Die subjektive Gesundheitseinschätzung stellt ein gutes Maß für eine gesundheitsbezogene Lebensqualität und Befindlichkeit dar (Spuling et al., 2017). Gesundheit und die Vorstellung von Gesundheit haben demnach eine starke subjektive Dimension, wobei sowohl alltägliche, individuelle Erfahrungen als auch wissenschaftlich basierte Wissensbestände die soziale Konstruktion von Gesundheit bestimmen (Flick, 1998a). Entsprechend zeigen u. a. Selbstwirksamkeit, Kontrollüberzeugungen und soziale Netzwerke einen Zusammenhang mit der subjektiv empfundenen Gesundheit auf (Weber & Vollmann, 2005).

Die subjektive Gesundheitseinschätzung wurde bereits in verschiedenen wissenschaftlichen Studien erfasst und kann als guter Indikator für den objektiven Gesundheitszustand und überdies für Prognosen hinsichtlich der zukünftigen Häufigkeit von Erkrankungen herangezogen werden (RKI, 2014). Zudem konnten bislang bereits etliche Studien zur Erfassung der subjektiven Einschätzung der allgemeinen Gesundheit einen Zusammenhang zu soziodemografischen Merkmalen, Belastungen sowie gesundheitsrelevantem Handeln von Jugendlichen nachweisen (Kuntz, Waldhauser, et al., 2018). So zeigen u. a. Bildung, soziale Herkunft, Armut und geringe Teilhabechancen einen deutlichen Zusammenhang zwischen der sozialen Situation und der gesundheitlichen Lage von Kindern und Jugendlichen auf (Elgar et al., 2015; Kuntz et al., Rattay, et al., 2018; Lampert & Kroll, 2018; Pfister et al., 2015).

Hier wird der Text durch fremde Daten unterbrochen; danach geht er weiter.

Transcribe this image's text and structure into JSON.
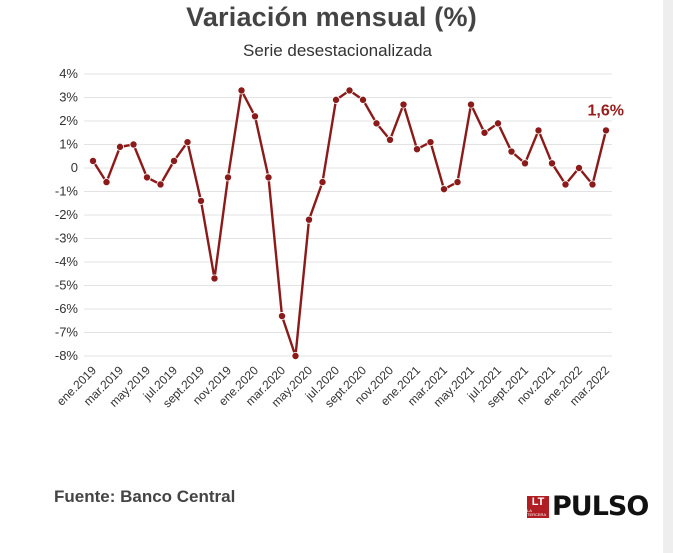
{
  "header": {
    "title": "Variación mensual (%)",
    "subtitle": "Serie desestacionalizada"
  },
  "footer": {
    "source": "Fuente: Banco Central",
    "logo_badge": "LT",
    "logo_badge_small": "LA TERCERA",
    "logo_word": "PULSO"
  },
  "colors": {
    "line": "#8b1a1a",
    "grid": "#e3e3e3",
    "annotation": "#9b1c1c",
    "logo_badge": "#b01e23"
  },
  "chart_data": {
    "type": "line",
    "title": "Variación mensual (%)",
    "subtitle": "Serie desestacionalizada",
    "y_ticks": [
      "4%",
      "3%",
      "2%",
      "1%",
      "0",
      "-1%",
      "-2%",
      "-3%",
      "-4%",
      "-5%",
      "-6%",
      "-7%",
      "-8%"
    ],
    "y_tick_values": [
      4,
      3,
      2,
      1,
      0,
      -1,
      -2,
      -3,
      -4,
      -5,
      -6,
      -7,
      -8
    ],
    "ylim": [
      -8,
      4
    ],
    "grid": true,
    "x_tick_labels": [
      "ene.2019",
      "mar.2019",
      "may.2019",
      "jul.2019",
      "sept.2019",
      "nov.2019",
      "ene.2020",
      "mar.2020",
      "may.2020",
      "jul.2020",
      "sept.2020",
      "nov.2020",
      "ene.2021",
      "mar.2021",
      "may.2021",
      "jul.2021",
      "sept.2021",
      "nov.2021",
      "ene.2022",
      "mar.2022"
    ],
    "series": [
      {
        "values": [
          0.3,
          -0.6,
          0.9,
          1.0,
          -0.4,
          -0.7,
          0.3,
          1.1,
          -1.4,
          -4.7,
          -0.4,
          3.3,
          2.2,
          -0.4,
          -6.3,
          -8.0,
          -2.2,
          -0.6,
          2.9,
          3.3,
          2.9,
          1.9,
          1.2,
          2.7,
          0.8,
          1.1,
          -0.9,
          -0.6,
          2.7,
          1.5,
          1.9,
          0.7,
          0.2,
          1.6,
          0.2,
          -0.7,
          0.0,
          -0.7,
          1.6
        ]
      }
    ],
    "annotation": {
      "label": "1,6%",
      "index": 38
    }
  }
}
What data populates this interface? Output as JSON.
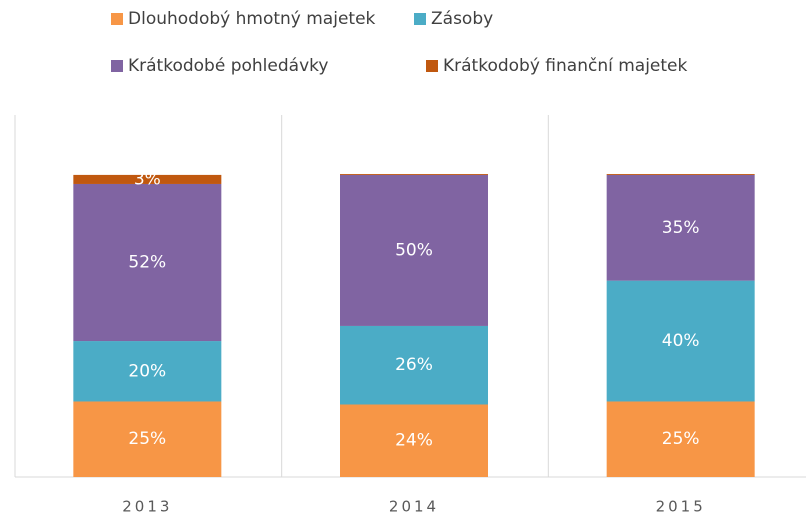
{
  "chart_data": {
    "type": "stacked_bar",
    "categories": [
      "2013",
      "2014",
      "2015"
    ],
    "series": [
      {
        "name": "Dlouhodobý hmotný majetek",
        "color": "#F79646",
        "values": [
          25,
          24,
          25
        ],
        "value_labels": [
          "25%",
          "24%",
          "25%"
        ]
      },
      {
        "name": "Zásoby",
        "color": "#4BACC6",
        "values": [
          20,
          26,
          40
        ],
        "value_labels": [
          "20%",
          "26%",
          "40%"
        ]
      },
      {
        "name": "Krátkodobé pohledávky",
        "color": "#8064A2",
        "values": [
          52,
          50,
          35
        ],
        "value_labels": [
          "52%",
          "50%",
          "35%"
        ]
      },
      {
        "name": "Krátkodobý finanční majetek",
        "color": "#C0580F",
        "values": [
          3,
          0.3,
          0.3
        ],
        "value_labels": [
          "3%",
          null,
          null
        ]
      }
    ],
    "legend": "top",
    "grid": true
  }
}
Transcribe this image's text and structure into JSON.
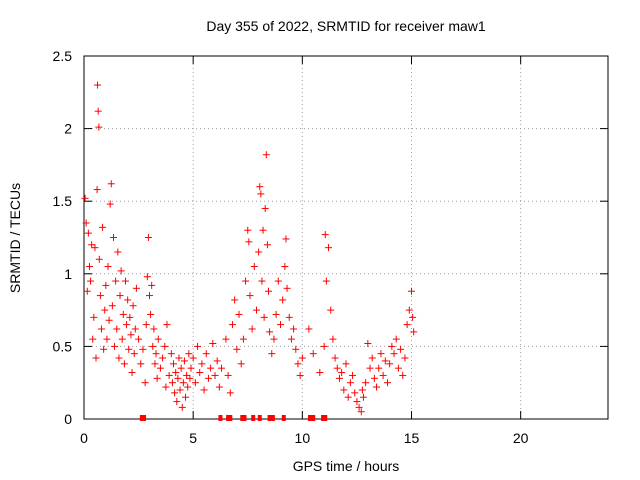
{
  "chart_data": {
    "type": "scatter",
    "title": "Day 355 of 2022, SRMTID for receiver maw1",
    "xlabel": "GPS time / hours",
    "ylabel": "SRMTID / TECUs",
    "xlim": [
      0,
      24
    ],
    "ylim": [
      0,
      2.5
    ],
    "xticks": [
      0,
      5,
      10,
      15,
      20
    ],
    "yticks": [
      0,
      0.5,
      1,
      1.5,
      2,
      2.5
    ],
    "xtick_labels": [
      "0",
      "5",
      "10",
      "15",
      "20"
    ],
    "ytick_labels": [
      "0",
      "0.5",
      "1",
      "1.5",
      "2",
      "2.5"
    ],
    "grid": true,
    "marker": "+",
    "series": [
      {
        "name": "SRMTID",
        "color": "#ff0000",
        "points": [
          [
            0.05,
            1.52
          ],
          [
            0.1,
            1.35
          ],
          [
            0.15,
            0.88
          ],
          [
            0.2,
            1.28
          ],
          [
            0.25,
            1.05
          ],
          [
            0.3,
            0.95
          ],
          [
            0.35,
            1.2
          ],
          [
            0.4,
            0.55
          ],
          [
            0.45,
            0.7
          ],
          [
            0.5,
            1.18
          ],
          [
            0.55,
            0.42
          ],
          [
            0.6,
            1.58
          ],
          [
            0.62,
            2.3
          ],
          [
            0.65,
            2.12
          ],
          [
            0.68,
            2.01
          ],
          [
            0.7,
            1.1
          ],
          [
            0.75,
            0.85
          ],
          [
            0.8,
            0.62
          ],
          [
            0.85,
            1.32
          ],
          [
            0.9,
            0.48
          ],
          [
            0.95,
            0.75
          ],
          [
            1.0,
            0.92
          ],
          [
            1.05,
            0.55
          ],
          [
            1.1,
            1.05
          ],
          [
            1.15,
            0.68
          ],
          [
            1.2,
            1.48
          ],
          [
            1.25,
            1.62
          ],
          [
            1.3,
            0.78
          ],
          [
            1.35,
            1.25
          ],
          [
            1.4,
            0.5
          ],
          [
            1.45,
            0.95
          ],
          [
            1.5,
            0.62
          ],
          [
            1.55,
            1.15
          ],
          [
            1.6,
            0.42
          ],
          [
            1.65,
            0.85
          ],
          [
            1.7,
            1.02
          ],
          [
            1.75,
            0.55
          ],
          [
            1.8,
            0.72
          ],
          [
            1.85,
            0.38
          ],
          [
            1.9,
            0.95
          ],
          [
            1.95,
            0.65
          ],
          [
            2.0,
            0.82
          ],
          [
            2.05,
            0.48
          ],
          [
            2.1,
            0.7
          ],
          [
            2.15,
            0.58
          ],
          [
            2.2,
            0.32
          ],
          [
            2.25,
            0.78
          ],
          [
            2.3,
            0.45
          ],
          [
            2.35,
            0.62
          ],
          [
            2.4,
            0.9
          ],
          [
            2.5,
            0.55
          ],
          [
            2.6,
            0.38
          ],
          [
            2.7,
            0.48
          ],
          [
            2.8,
            0.25
          ],
          [
            2.85,
            0.65
          ],
          [
            2.9,
            0.98
          ],
          [
            2.95,
            1.25
          ],
          [
            3.0,
            0.85
          ],
          [
            3.05,
            0.72
          ],
          [
            3.1,
            0.92
          ],
          [
            3.15,
            0.5
          ],
          [
            3.2,
            0.62
          ],
          [
            3.25,
            0.38
          ],
          [
            3.3,
            0.45
          ],
          [
            3.35,
            0.28
          ],
          [
            3.4,
            0.55
          ],
          [
            3.5,
            0.35
          ],
          [
            3.6,
            0.42
          ],
          [
            3.7,
            0.5
          ],
          [
            3.75,
            0.22
          ],
          [
            3.8,
            0.65
          ],
          [
            3.9,
            0.3
          ],
          [
            4.0,
            0.45
          ],
          [
            4.05,
            0.25
          ],
          [
            4.1,
            0.38
          ],
          [
            4.15,
            0.18
          ],
          [
            4.2,
            0.32
          ],
          [
            4.25,
            0.12
          ],
          [
            4.3,
            0.28
          ],
          [
            4.35,
            0.42
          ],
          [
            4.4,
            0.2
          ],
          [
            4.45,
            0.35
          ],
          [
            4.5,
            0.08
          ],
          [
            4.55,
            0.25
          ],
          [
            4.6,
            0.4
          ],
          [
            4.65,
            0.15
          ],
          [
            4.7,
            0.3
          ],
          [
            4.75,
            0.22
          ],
          [
            4.8,
            0.45
          ],
          [
            4.85,
            0.28
          ],
          [
            4.9,
            0.35
          ],
          [
            5.0,
            0.42
          ],
          [
            5.1,
            0.25
          ],
          [
            5.2,
            0.5
          ],
          [
            5.3,
            0.32
          ],
          [
            5.4,
            0.38
          ],
          [
            5.5,
            0.2
          ],
          [
            5.6,
            0.45
          ],
          [
            5.7,
            0.28
          ],
          [
            5.8,
            0.35
          ],
          [
            5.9,
            0.52
          ],
          [
            6.0,
            0.3
          ],
          [
            6.1,
            0.4
          ],
          [
            6.2,
            0.22
          ],
          [
            6.3,
            0.35
          ],
          [
            6.5,
            0.55
          ],
          [
            6.6,
            0.3
          ],
          [
            6.7,
            0.18
          ],
          [
            6.8,
            0.65
          ],
          [
            6.9,
            0.82
          ],
          [
            7.0,
            0.48
          ],
          [
            7.1,
            0.72
          ],
          [
            7.2,
            0.38
          ],
          [
            7.3,
            0.55
          ],
          [
            7.4,
            0.95
          ],
          [
            7.5,
            1.3
          ],
          [
            7.55,
            1.22
          ],
          [
            7.6,
            0.85
          ],
          [
            7.7,
            0.62
          ],
          [
            7.8,
            1.05
          ],
          [
            7.9,
            0.75
          ],
          [
            8.0,
            1.15
          ],
          [
            8.05,
            1.6
          ],
          [
            8.1,
            1.55
          ],
          [
            8.15,
            0.95
          ],
          [
            8.2,
            1.3
          ],
          [
            8.25,
            0.7
          ],
          [
            8.3,
            1.45
          ],
          [
            8.35,
            1.82
          ],
          [
            8.4,
            1.2
          ],
          [
            8.45,
            0.88
          ],
          [
            8.5,
            0.6
          ],
          [
            8.6,
            0.45
          ],
          [
            8.7,
            0.55
          ],
          [
            8.8,
            0.72
          ],
          [
            8.9,
            0.95
          ],
          [
            9.0,
            0.65
          ],
          [
            9.1,
            0.82
          ],
          [
            9.2,
            1.05
          ],
          [
            9.25,
            1.24
          ],
          [
            9.3,
            0.9
          ],
          [
            9.4,
            0.7
          ],
          [
            9.5,
            0.55
          ],
          [
            9.6,
            0.62
          ],
          [
            9.7,
            0.48
          ],
          [
            9.8,
            0.38
          ],
          [
            9.9,
            0.3
          ],
          [
            10.0,
            0.42
          ],
          [
            10.3,
            0.62
          ],
          [
            10.5,
            0.45
          ],
          [
            10.8,
            0.32
          ],
          [
            11.0,
            0.5
          ],
          [
            11.05,
            1.27
          ],
          [
            11.1,
            0.95
          ],
          [
            11.2,
            1.18
          ],
          [
            11.3,
            0.75
          ],
          [
            11.4,
            0.55
          ],
          [
            11.5,
            0.42
          ],
          [
            11.6,
            0.35
          ],
          [
            11.7,
            0.28
          ],
          [
            11.8,
            0.32
          ],
          [
            11.9,
            0.2
          ],
          [
            12.0,
            0.38
          ],
          [
            12.1,
            0.15
          ],
          [
            12.2,
            0.25
          ],
          [
            12.3,
            0.3
          ],
          [
            12.4,
            0.18
          ],
          [
            12.5,
            0.12
          ],
          [
            12.6,
            0.08
          ],
          [
            12.7,
            0.05
          ],
          [
            12.75,
            0.2
          ],
          [
            12.8,
            0.15
          ],
          [
            12.9,
            0.25
          ],
          [
            13.0,
            0.52
          ],
          [
            13.1,
            0.35
          ],
          [
            13.2,
            0.42
          ],
          [
            13.3,
            0.28
          ],
          [
            13.4,
            0.22
          ],
          [
            13.5,
            0.35
          ],
          [
            13.6,
            0.45
          ],
          [
            13.7,
            0.3
          ],
          [
            13.8,
            0.4
          ],
          [
            13.9,
            0.25
          ],
          [
            14.0,
            0.38
          ],
          [
            14.1,
            0.5
          ],
          [
            14.2,
            0.45
          ],
          [
            14.3,
            0.55
          ],
          [
            14.4,
            0.35
          ],
          [
            14.5,
            0.48
          ],
          [
            14.6,
            0.3
          ],
          [
            14.7,
            0.42
          ],
          [
            14.8,
            0.65
          ],
          [
            14.9,
            0.75
          ],
          [
            15.0,
            0.88
          ],
          [
            15.05,
            0.7
          ],
          [
            15.1,
            0.6
          ]
        ]
      }
    ],
    "gap_marks": {
      "color": "#ff0000",
      "y": 0,
      "x": [
        2.65,
        2.75,
        6.25,
        6.6,
        6.7,
        7.25,
        7.35,
        7.75,
        8.05,
        8.5,
        8.65,
        9.15,
        10.35,
        10.5,
        10.95,
        11.05
      ]
    }
  }
}
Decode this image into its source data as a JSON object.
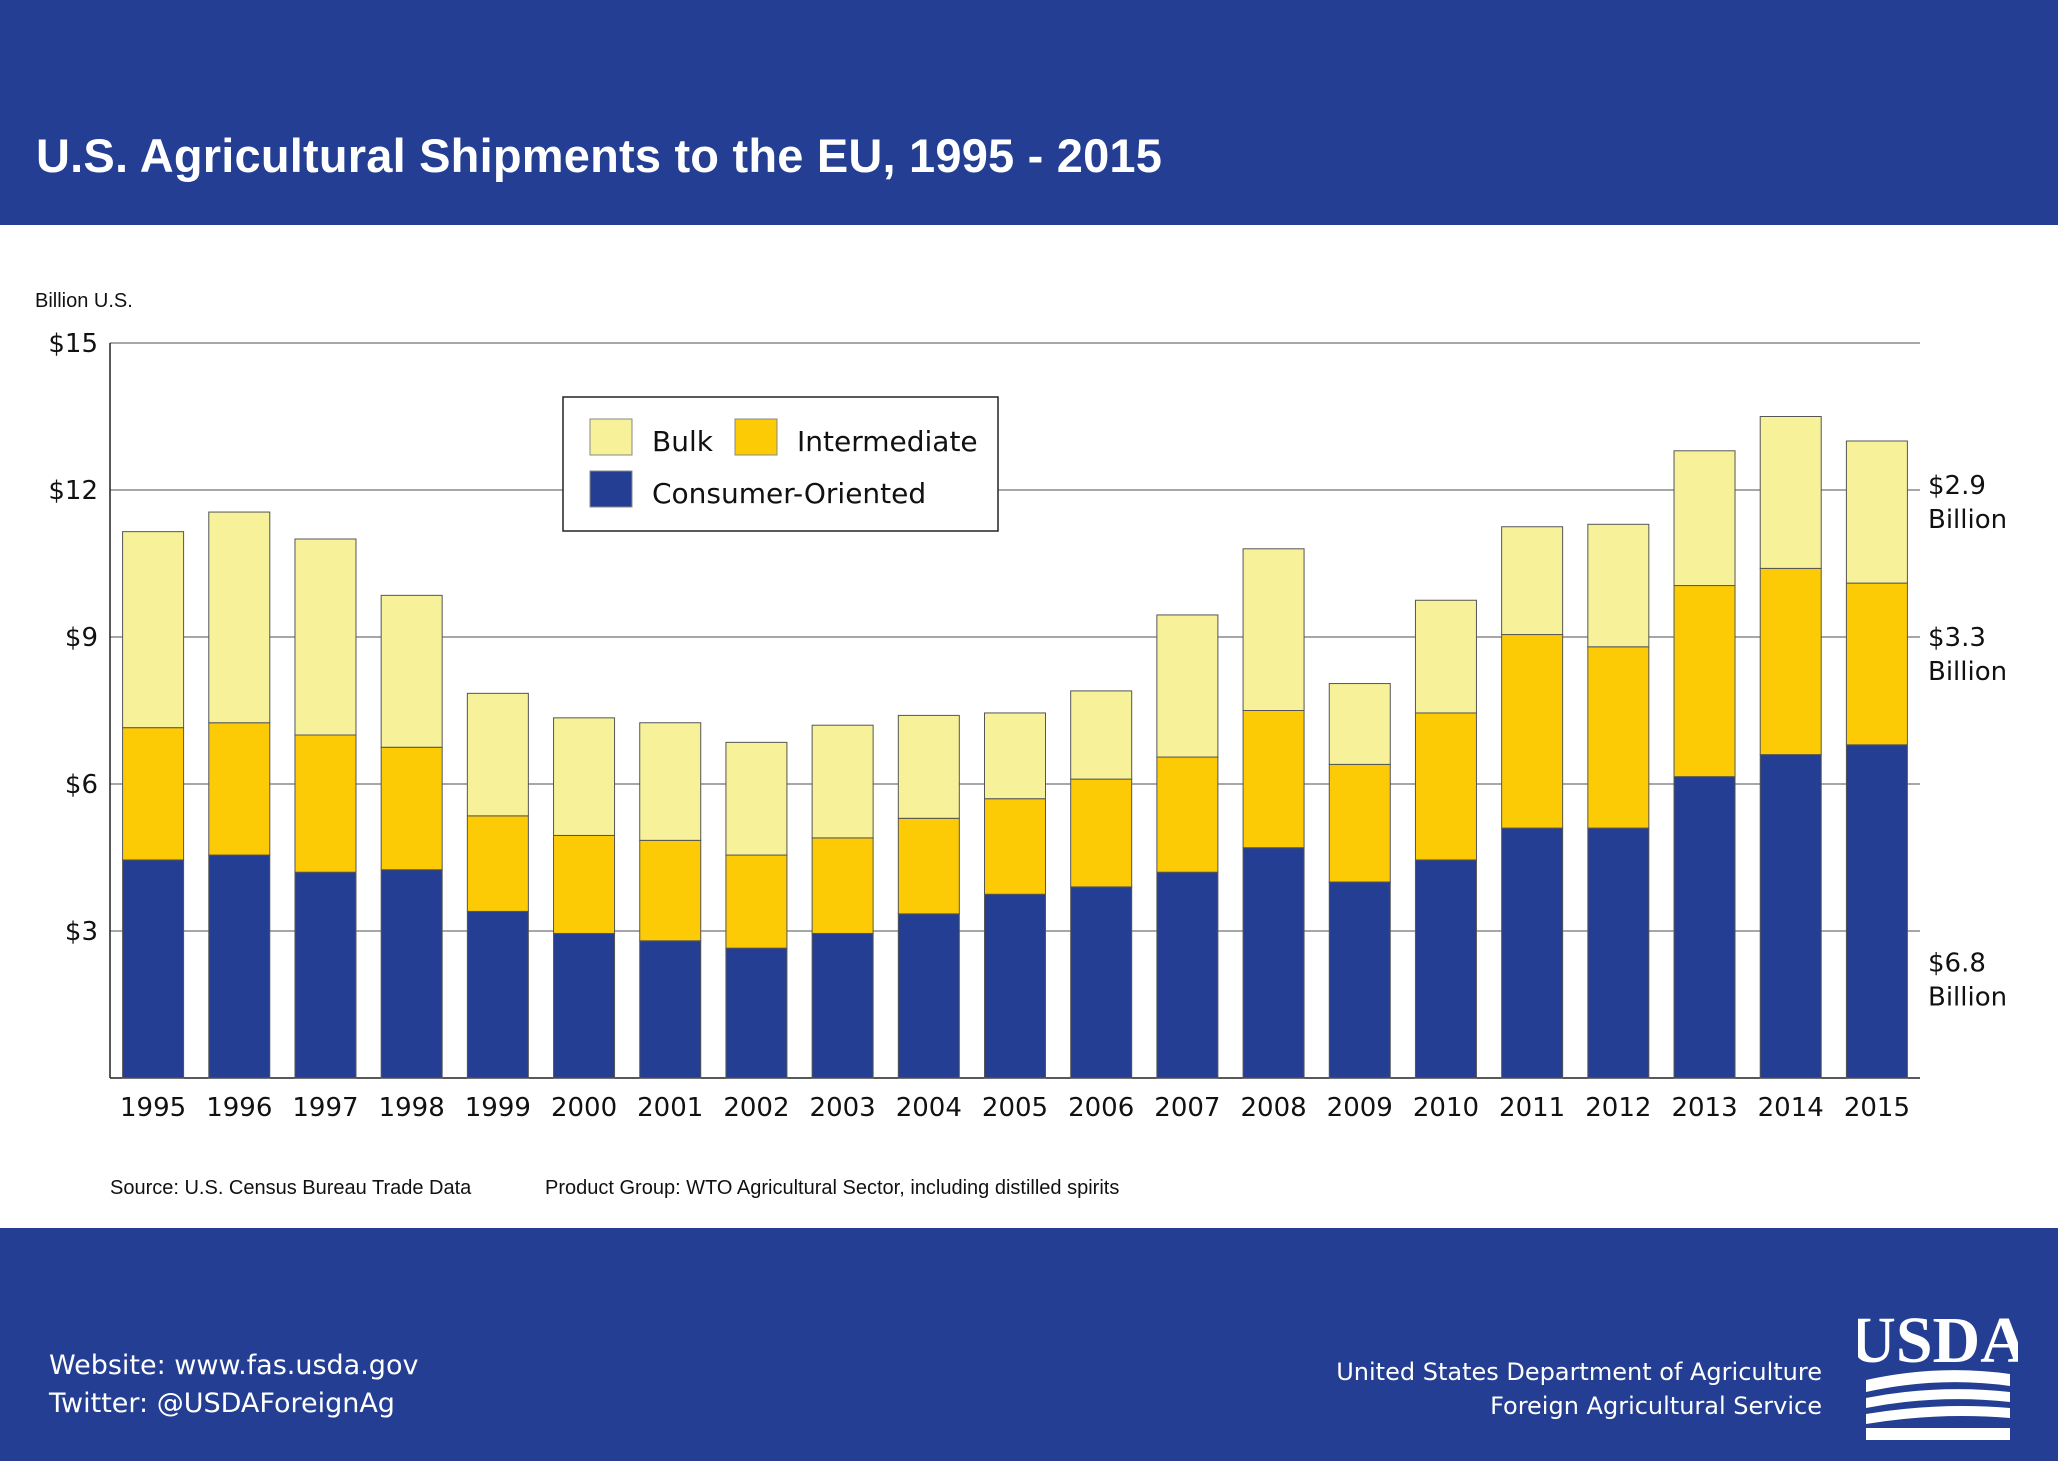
{
  "header": {
    "title": "U.S. Agricultural Shipments to the EU, 1995 - 2015"
  },
  "chart_data": {
    "type": "bar",
    "stacked": true,
    "title": "U.S. Agricultural Shipments to the EU, 1995 - 2015",
    "ylabel": "Billion U.S.",
    "xlabel": "",
    "ylim": [
      0,
      15
    ],
    "yticks": [
      3,
      6,
      9,
      12,
      15
    ],
    "ytick_labels": [
      "$3",
      "$6",
      "$9",
      "$12",
      "$15"
    ],
    "grid": true,
    "legend_position": "top-left",
    "categories": [
      "1995",
      "1996",
      "1997",
      "1998",
      "1999",
      "2000",
      "2001",
      "2002",
      "2003",
      "2004",
      "2005",
      "2006",
      "2007",
      "2008",
      "2009",
      "2010",
      "2011",
      "2012",
      "2013",
      "2014",
      "2015"
    ],
    "series": [
      {
        "name": "Consumer-Oriented",
        "color": "#233e92",
        "values": [
          4.45,
          4.55,
          4.2,
          4.25,
          3.4,
          2.95,
          2.8,
          2.65,
          2.95,
          3.35,
          3.75,
          3.9,
          4.2,
          4.7,
          4.0,
          4.45,
          5.1,
          5.1,
          6.15,
          6.6,
          6.8
        ]
      },
      {
        "name": "Intermediate",
        "color": "#fccb05",
        "values": [
          2.7,
          2.7,
          2.8,
          2.5,
          1.95,
          2.0,
          2.05,
          1.9,
          1.95,
          1.95,
          1.95,
          2.2,
          2.35,
          2.8,
          2.4,
          3.0,
          3.95,
          3.7,
          3.9,
          3.8,
          3.3
        ]
      },
      {
        "name": "Bulk",
        "color": "#f7f29a",
        "values": [
          4.0,
          4.3,
          4.0,
          3.1,
          2.5,
          2.4,
          2.4,
          2.3,
          2.3,
          2.1,
          1.75,
          1.8,
          2.9,
          3.3,
          1.65,
          2.3,
          2.2,
          2.5,
          2.75,
          3.1,
          2.9
        ]
      }
    ],
    "legend": [
      "Bulk",
      "Intermediate",
      "Consumer-Oriented"
    ],
    "annotations": [
      {
        "value_line1": "$2.9",
        "value_line2": "Billion"
      },
      {
        "value_line1": "$3.3",
        "value_line2": "Billion"
      },
      {
        "value_line1": "$6.8",
        "value_line2": "Billion"
      }
    ],
    "source_note": "Source: U.S. Census Bureau Trade Data",
    "product_note": "Product Group: WTO Agricultural Sector, including distilled spirits"
  },
  "footer": {
    "website": "Website: www.fas.usda.gov",
    "twitter": "Twitter: @USDAForeignAg",
    "agency_line1": "United States Department of Agriculture",
    "agency_line2": "Foreign Agricultural Service",
    "logo_text": "USDA"
  }
}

Aufgrund der sozialwissenschaftlichen Ausrichtung dieses Berichtes, die das Hauptaugenmerk auf die Perspektive der Jugendlichen legt, wurde die Erfassung und Analyse der Gesundheit in Form der eigenen subjektiven Einschätzung der Gesundheit durch die Jugendlichen selbst in die Berichterstattung aufgenommen.